The object and purpose of the lien law is apparent. It was intended to secure and protect personal earnings of laborers beyond question, and whether a man, because he may be doing labor, y.et in the same labor is employing other laborers, and is thus also an employer or contractor, can come within the scope of this act, is a very important question. So far as he may actually labor, he may come within the beneficent provisions of this law; but so far as his labor consists in looking after his laborers and supervising his contract, this comes more in the line of a business employment or speculation than of personal labor. There is a clearly defined line between the contractor, the employer, and the laborer, and although each may labor in his own way, the class to which the “laborer” belongs is plain, and the contractor or employer certainly does not come within it.

It is said that as the laborer with his sickle is allowed a lien, so the contractor or employer of a large body of men doing this for him is to be substituted for the single harvester, from the needs of a larger and more extensive system of farming. This is an admirable argument to *444address to the legislature, perhaps, for enlarging the operation of the law; but the court cannot consider it unless the reason or purpose can be gathered from the language of the act. That the purpose of a lien was for the benefit of mechanics or laborers is evident; they are usually poor men, dependent on their daily earnings, and can ill afford to lose this, or indulge in the uncertainties of litigation. The employer or contractor is, as a rule, just the opposite, and for this reason the object, or purpose, of a lien law for one by no means makes an argument for the other. A laborer may own a team of horses, or a.machine, and not be debarred from claiming or having a lien for his labor combined with these; they are merely a part of his labor, his implements, the means by which he labors and earns; but when he adds to these other laborers, he then becomes an employer or a contractor, as in this case. It does not follow that such ‘ ‘ other laborers ” are, as his animals or machinery, the mere incidents by which he works; they are laborers as he is, and, besides, they have the right of lien equally with him.

If the reasoning which will support the lien of the laborer with his horses, etc., could be thus applied to the employment of men, the rule would be extended indeed, and the lien law intended for the needy laborer, could be applied to all employers or contractors of labor, no matter how large the number employed or how vast the enterprise.

The mere statement of this would seem to be sufficient answer to the proposition, when we recall the well-known reasons for the enactment of these mechanics’ lien laws. The case of Winder v. Caldwell, 14 How. 434, is the only case cited which is at all analogous to the case at bar, and it bears out fully the view we have above expressed.

It is attempted to uphold the construction claimed by appellant by other sections of our lien laws. We see no parity of reasoning; in fact, section 1966 would sustain the views herein expressed, rather than those claimed for it.
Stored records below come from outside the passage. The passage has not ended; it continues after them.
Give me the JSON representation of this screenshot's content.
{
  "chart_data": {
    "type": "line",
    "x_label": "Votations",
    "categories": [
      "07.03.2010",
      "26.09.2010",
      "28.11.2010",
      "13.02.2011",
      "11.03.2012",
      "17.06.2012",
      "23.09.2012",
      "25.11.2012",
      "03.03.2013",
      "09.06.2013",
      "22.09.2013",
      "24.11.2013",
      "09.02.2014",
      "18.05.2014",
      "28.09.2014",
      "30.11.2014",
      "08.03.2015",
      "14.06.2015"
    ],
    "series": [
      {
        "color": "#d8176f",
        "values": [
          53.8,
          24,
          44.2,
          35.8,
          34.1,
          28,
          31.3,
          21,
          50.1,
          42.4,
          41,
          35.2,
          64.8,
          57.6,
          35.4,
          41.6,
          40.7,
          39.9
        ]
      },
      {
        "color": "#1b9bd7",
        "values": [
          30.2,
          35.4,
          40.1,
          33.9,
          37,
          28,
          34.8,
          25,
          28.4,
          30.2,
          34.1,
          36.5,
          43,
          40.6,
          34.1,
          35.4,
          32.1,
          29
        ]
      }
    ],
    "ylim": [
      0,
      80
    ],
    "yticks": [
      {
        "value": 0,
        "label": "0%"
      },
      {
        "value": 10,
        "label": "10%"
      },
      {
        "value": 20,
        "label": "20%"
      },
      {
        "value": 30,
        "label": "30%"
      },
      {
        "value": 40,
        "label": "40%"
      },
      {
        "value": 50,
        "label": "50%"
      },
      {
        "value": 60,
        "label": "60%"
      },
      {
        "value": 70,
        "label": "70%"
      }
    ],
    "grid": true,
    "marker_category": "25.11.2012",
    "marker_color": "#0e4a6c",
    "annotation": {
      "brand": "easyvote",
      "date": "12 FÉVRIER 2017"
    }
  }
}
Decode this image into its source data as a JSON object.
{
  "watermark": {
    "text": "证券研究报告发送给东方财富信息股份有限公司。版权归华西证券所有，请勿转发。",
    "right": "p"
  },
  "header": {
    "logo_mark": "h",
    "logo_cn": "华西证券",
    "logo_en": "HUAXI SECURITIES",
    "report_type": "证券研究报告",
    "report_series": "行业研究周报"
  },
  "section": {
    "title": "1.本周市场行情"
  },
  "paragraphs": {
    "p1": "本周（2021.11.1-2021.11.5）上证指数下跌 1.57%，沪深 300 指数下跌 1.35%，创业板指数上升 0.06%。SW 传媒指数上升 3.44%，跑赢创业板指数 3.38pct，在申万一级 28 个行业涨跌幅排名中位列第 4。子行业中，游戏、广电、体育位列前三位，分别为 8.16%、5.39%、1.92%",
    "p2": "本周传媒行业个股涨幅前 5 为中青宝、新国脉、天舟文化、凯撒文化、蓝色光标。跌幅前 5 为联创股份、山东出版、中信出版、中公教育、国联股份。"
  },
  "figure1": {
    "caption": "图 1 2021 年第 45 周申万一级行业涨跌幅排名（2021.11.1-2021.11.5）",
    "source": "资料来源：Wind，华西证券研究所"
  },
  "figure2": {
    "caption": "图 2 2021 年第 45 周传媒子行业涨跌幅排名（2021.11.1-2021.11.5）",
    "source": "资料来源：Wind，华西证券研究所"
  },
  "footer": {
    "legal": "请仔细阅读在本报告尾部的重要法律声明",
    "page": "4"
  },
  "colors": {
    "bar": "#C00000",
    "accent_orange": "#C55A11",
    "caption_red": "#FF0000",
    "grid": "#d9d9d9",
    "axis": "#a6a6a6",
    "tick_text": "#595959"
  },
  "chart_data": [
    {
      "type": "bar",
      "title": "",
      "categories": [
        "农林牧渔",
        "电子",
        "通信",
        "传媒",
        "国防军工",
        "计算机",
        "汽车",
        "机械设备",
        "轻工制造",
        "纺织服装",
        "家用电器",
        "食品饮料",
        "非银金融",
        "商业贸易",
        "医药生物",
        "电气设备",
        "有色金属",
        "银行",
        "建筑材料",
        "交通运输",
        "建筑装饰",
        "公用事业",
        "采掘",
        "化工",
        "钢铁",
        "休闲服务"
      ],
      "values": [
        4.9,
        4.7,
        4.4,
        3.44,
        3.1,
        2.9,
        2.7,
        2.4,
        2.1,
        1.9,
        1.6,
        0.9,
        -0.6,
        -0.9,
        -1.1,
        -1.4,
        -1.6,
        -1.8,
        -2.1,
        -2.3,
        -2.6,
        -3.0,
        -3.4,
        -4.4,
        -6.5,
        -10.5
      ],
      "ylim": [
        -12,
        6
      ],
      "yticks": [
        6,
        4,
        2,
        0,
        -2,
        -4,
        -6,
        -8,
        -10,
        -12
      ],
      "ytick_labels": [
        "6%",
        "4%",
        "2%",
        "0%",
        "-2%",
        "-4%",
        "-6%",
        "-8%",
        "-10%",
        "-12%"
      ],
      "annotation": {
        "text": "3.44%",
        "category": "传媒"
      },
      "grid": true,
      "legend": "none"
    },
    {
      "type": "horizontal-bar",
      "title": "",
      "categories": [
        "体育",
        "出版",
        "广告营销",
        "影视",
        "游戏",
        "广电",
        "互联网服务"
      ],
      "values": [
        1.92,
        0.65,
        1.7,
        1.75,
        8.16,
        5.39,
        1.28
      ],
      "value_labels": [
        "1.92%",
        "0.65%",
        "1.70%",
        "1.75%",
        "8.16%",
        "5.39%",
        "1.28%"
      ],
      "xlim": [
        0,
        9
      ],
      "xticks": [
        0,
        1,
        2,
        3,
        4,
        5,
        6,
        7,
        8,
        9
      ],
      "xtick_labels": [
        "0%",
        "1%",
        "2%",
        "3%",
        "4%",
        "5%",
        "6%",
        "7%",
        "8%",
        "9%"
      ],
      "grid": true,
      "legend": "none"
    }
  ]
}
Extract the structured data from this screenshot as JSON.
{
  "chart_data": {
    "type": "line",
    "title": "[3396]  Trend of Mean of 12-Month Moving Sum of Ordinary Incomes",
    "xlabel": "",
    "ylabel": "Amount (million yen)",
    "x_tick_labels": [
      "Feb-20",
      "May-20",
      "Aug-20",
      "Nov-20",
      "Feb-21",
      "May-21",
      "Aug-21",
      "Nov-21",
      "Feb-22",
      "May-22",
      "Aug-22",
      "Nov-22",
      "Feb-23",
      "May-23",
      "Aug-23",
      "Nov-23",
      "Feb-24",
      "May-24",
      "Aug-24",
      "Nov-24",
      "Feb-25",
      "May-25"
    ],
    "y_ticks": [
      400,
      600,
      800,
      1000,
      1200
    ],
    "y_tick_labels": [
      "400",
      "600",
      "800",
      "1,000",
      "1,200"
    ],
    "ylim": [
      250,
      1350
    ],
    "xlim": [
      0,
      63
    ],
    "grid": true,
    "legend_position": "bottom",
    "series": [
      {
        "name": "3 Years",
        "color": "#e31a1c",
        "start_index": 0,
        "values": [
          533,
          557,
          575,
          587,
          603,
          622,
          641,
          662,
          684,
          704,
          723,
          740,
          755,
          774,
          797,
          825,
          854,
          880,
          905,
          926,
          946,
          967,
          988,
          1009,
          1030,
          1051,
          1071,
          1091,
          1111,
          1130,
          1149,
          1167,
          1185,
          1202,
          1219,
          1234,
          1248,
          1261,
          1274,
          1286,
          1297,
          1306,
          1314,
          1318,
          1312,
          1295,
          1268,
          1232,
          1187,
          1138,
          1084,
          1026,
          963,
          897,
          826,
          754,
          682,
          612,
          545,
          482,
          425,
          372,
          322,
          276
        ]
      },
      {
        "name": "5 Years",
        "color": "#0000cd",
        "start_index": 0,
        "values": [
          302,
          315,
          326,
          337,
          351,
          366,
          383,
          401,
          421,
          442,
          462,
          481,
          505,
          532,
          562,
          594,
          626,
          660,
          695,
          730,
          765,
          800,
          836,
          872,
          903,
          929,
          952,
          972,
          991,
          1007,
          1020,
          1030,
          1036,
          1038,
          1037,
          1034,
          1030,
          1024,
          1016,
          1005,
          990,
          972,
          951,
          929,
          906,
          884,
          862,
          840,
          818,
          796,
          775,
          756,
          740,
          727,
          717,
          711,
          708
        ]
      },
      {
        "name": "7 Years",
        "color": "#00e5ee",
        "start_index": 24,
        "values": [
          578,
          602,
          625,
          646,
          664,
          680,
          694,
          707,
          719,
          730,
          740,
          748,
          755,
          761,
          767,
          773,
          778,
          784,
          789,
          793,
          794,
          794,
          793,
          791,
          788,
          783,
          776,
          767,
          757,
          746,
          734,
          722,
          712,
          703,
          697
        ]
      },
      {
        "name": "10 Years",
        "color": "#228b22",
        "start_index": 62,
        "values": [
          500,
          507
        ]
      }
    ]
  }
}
That the appellant might have had a lien covering his individual labor, if any, and also including that of his machine and teams, had he claimed it, is quite possible, as one *445may occupy a dual capacity, and be both a laborer and an employer. He lias not claimed this; he relies exclusively upon his right as an employer to claim a lien covering the labor of his employes. This he cannot do.

The court below correctly construed section 1975, and therefore the judgment is affirmed.

Jones, O. J., and Langeord, J., concurred.